QuoteWhen the plane is rendered, its surface position determines the texture coordinates for the shaders it's sampling. Power Fractals are 3D textures, so changing the Y position of the plane will change the texture which is generating the terrain. So the plane needs to perfectly match with the undisplaced planet. For complete accuracy you should just render a planet, not a plane, because of the curvature.
I couldn't make projecting the displacement onto a planet work, so I used the Lake object instead as that follows the curvature of the planet - works just as well. Haven't tested it on a very large terrain, but I imagine that's where you might see some misalignment.
I've attached a new TGD file for this, and added a render layer for the Beauty render which hides the water object.
QuotePersonally i would increase the Detail to about 0.8 (or maybe even 1.0) to get the micropolygons to be about the size of a pixel. Otherwise you're not really getting the full benefit of that 4k resolution and potentially producing artefacts as values jump from one micropolygon to the next (because each micropolygon is solid shaded). Anti-aliasing of 3 should be good enough.

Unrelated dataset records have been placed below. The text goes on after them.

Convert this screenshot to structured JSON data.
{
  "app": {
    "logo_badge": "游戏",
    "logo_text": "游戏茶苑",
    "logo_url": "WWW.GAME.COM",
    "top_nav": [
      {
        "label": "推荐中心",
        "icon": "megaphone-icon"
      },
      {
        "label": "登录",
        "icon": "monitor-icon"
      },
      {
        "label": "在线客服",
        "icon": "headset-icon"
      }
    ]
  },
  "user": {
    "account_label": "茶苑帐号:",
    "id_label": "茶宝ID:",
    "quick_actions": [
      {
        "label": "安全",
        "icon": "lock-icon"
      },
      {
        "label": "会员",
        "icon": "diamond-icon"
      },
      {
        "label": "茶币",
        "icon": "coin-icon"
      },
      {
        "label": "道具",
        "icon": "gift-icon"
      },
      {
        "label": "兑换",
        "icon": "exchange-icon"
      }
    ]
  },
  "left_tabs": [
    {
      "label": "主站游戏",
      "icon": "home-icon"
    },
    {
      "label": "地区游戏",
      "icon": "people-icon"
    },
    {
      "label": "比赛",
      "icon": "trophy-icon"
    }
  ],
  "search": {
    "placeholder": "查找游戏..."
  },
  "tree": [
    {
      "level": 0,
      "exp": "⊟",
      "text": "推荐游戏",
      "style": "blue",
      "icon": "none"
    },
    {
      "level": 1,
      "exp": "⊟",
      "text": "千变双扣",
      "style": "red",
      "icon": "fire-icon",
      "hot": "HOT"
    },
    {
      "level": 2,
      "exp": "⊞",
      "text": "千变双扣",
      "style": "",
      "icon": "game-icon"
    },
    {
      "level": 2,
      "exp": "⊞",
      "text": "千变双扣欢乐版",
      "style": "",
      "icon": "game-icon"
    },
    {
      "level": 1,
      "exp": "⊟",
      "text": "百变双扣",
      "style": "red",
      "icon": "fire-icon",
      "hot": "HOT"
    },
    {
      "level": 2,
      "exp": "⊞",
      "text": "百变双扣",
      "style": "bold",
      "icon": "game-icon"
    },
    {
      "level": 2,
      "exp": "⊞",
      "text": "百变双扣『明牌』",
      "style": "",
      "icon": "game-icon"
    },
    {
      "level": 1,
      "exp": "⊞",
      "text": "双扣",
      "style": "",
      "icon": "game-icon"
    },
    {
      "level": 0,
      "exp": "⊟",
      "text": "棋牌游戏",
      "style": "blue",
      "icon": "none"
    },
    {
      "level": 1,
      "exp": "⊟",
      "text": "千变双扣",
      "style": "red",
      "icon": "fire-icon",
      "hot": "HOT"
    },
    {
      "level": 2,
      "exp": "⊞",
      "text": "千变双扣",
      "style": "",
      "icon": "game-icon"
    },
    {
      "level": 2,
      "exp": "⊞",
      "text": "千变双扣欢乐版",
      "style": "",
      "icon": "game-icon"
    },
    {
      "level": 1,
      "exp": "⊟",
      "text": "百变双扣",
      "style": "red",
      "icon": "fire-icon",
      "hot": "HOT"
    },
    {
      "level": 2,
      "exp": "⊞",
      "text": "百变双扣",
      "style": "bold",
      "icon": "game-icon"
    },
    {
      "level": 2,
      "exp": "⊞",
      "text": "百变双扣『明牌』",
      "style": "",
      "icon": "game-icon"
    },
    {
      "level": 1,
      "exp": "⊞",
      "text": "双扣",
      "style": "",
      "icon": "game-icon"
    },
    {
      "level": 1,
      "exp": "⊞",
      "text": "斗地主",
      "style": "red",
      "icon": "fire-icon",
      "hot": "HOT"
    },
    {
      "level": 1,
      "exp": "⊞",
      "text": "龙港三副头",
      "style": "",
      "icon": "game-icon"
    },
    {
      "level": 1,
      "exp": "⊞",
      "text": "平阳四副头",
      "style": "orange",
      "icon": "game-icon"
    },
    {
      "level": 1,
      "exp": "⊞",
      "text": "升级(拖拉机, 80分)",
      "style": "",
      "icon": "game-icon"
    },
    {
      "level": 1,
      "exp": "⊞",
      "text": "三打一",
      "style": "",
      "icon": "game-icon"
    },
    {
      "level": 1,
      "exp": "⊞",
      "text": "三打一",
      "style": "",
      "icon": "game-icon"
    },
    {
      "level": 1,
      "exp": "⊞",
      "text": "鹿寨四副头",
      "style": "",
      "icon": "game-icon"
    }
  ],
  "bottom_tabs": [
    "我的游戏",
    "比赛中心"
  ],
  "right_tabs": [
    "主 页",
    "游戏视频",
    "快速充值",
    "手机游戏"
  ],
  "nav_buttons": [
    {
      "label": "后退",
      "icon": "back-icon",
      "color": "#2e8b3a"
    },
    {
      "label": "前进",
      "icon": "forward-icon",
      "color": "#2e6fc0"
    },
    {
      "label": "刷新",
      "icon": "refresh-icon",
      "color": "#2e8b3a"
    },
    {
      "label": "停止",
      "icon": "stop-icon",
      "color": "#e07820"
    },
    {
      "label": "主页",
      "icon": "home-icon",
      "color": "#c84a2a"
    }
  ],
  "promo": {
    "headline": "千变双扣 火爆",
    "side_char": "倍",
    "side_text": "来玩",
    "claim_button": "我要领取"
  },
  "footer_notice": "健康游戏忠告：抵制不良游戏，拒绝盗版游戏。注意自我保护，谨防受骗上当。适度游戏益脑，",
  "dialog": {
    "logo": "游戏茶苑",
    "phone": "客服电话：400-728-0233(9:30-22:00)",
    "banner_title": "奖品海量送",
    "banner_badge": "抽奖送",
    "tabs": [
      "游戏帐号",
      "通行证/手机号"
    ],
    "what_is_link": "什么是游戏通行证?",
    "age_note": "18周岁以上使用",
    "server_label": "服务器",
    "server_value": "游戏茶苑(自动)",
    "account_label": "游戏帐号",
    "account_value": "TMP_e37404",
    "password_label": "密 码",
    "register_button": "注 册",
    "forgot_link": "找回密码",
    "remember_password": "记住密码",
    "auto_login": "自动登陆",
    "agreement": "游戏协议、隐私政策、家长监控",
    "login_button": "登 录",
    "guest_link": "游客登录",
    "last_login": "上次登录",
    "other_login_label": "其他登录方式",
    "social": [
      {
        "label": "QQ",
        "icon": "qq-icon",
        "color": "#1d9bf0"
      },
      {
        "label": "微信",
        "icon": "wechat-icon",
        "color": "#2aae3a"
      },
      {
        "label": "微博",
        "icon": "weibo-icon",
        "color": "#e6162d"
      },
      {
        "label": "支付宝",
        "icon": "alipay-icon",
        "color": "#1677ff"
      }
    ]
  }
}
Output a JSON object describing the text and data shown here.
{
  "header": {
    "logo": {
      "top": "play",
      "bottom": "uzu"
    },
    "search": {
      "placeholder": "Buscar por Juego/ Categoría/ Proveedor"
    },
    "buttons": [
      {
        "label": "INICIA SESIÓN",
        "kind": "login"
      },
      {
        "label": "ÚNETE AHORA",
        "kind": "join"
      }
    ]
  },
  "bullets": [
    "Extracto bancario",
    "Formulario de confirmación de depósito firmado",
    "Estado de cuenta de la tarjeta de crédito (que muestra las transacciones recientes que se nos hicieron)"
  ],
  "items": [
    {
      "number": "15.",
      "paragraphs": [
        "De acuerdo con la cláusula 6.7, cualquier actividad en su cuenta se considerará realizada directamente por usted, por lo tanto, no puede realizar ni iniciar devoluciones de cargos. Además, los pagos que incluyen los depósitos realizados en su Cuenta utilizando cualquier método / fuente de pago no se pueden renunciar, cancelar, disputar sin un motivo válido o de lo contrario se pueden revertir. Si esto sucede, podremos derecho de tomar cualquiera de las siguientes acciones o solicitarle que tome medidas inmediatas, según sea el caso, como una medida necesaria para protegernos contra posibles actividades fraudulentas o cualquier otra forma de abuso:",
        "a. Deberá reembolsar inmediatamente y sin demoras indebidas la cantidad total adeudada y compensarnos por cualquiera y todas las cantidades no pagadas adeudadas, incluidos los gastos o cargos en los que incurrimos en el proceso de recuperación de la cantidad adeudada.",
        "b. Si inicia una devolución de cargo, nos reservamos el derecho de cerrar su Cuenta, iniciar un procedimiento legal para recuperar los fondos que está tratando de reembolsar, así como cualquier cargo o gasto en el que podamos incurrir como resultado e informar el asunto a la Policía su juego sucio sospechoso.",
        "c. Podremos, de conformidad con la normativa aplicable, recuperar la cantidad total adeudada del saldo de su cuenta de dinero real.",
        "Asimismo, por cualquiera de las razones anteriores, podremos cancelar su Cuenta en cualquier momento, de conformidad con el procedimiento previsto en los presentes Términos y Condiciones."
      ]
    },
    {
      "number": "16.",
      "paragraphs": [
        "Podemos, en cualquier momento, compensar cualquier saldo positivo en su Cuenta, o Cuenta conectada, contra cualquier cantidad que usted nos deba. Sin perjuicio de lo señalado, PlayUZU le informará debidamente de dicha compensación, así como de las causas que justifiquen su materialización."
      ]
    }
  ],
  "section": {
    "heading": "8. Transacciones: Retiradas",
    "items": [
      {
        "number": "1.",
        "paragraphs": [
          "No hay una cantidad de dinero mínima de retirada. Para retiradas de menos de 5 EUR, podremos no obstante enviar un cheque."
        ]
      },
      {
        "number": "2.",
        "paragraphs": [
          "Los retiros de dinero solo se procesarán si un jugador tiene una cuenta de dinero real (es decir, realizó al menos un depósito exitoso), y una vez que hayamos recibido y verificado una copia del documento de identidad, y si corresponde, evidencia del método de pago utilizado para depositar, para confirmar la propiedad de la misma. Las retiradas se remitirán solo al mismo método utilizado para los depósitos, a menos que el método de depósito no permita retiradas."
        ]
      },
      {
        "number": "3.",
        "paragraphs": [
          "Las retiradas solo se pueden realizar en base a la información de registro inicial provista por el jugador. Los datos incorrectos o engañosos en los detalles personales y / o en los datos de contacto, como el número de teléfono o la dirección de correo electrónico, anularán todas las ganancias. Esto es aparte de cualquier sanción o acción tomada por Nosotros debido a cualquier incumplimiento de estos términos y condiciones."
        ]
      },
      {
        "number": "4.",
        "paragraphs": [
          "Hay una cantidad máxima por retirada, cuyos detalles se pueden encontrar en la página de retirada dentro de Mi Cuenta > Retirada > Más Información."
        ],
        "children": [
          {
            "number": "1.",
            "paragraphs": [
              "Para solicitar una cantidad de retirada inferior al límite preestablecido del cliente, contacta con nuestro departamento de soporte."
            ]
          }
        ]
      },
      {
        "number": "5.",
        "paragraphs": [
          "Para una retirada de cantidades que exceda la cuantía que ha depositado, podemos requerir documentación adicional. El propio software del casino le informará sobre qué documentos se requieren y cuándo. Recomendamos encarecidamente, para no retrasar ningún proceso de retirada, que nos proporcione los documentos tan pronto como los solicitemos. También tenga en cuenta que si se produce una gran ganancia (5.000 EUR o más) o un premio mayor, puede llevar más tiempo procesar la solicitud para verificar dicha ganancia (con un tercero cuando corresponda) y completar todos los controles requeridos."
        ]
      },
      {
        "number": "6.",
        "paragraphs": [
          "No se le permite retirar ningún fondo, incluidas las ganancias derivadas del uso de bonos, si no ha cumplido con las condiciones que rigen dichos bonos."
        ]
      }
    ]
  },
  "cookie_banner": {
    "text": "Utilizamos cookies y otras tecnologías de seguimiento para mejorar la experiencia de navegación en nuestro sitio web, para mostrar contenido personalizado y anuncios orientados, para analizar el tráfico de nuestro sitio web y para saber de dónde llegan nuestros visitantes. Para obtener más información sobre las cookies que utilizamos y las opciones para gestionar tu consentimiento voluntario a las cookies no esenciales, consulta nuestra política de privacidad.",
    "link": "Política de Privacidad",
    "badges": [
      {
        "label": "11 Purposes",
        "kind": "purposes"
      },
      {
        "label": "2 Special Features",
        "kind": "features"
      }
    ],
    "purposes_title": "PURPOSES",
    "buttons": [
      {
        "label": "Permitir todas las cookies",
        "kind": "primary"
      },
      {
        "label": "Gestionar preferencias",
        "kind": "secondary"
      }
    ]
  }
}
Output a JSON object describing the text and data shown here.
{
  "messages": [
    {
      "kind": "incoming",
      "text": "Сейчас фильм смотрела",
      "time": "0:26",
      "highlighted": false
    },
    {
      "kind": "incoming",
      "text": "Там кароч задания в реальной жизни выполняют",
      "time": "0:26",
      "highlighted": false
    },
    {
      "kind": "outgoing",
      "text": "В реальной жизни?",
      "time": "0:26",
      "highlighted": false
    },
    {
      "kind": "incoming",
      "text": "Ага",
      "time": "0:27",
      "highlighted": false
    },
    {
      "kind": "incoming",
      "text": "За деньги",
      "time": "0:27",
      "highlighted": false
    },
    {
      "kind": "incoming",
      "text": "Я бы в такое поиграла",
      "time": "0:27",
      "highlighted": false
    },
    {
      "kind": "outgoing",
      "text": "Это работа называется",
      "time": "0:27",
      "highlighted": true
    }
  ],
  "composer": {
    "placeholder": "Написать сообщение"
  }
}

Tried it at Detail = 1 and it's better, at a minimal increase in render time.
Dune - no, you don't need a Compute Terrain node. In fact, as mentioned, the Displacement to vector should be taken before that node. The test scene I used is very simple and there's no shading going on that needs the Compute Terrain piped into it, I just didn't delete it.
The next thing to test is add small scale displacement further down the tree into the shading group. My approach has usually been to do large scale displacements / terrain sculpting then a Compute terrain - then adding small scale displacements along with shading after that. It will be interetsting to see how that could work and preseve that extra detail. You say you don't use the Compute Terrain node sometimes, are there certain situations where you don't need it?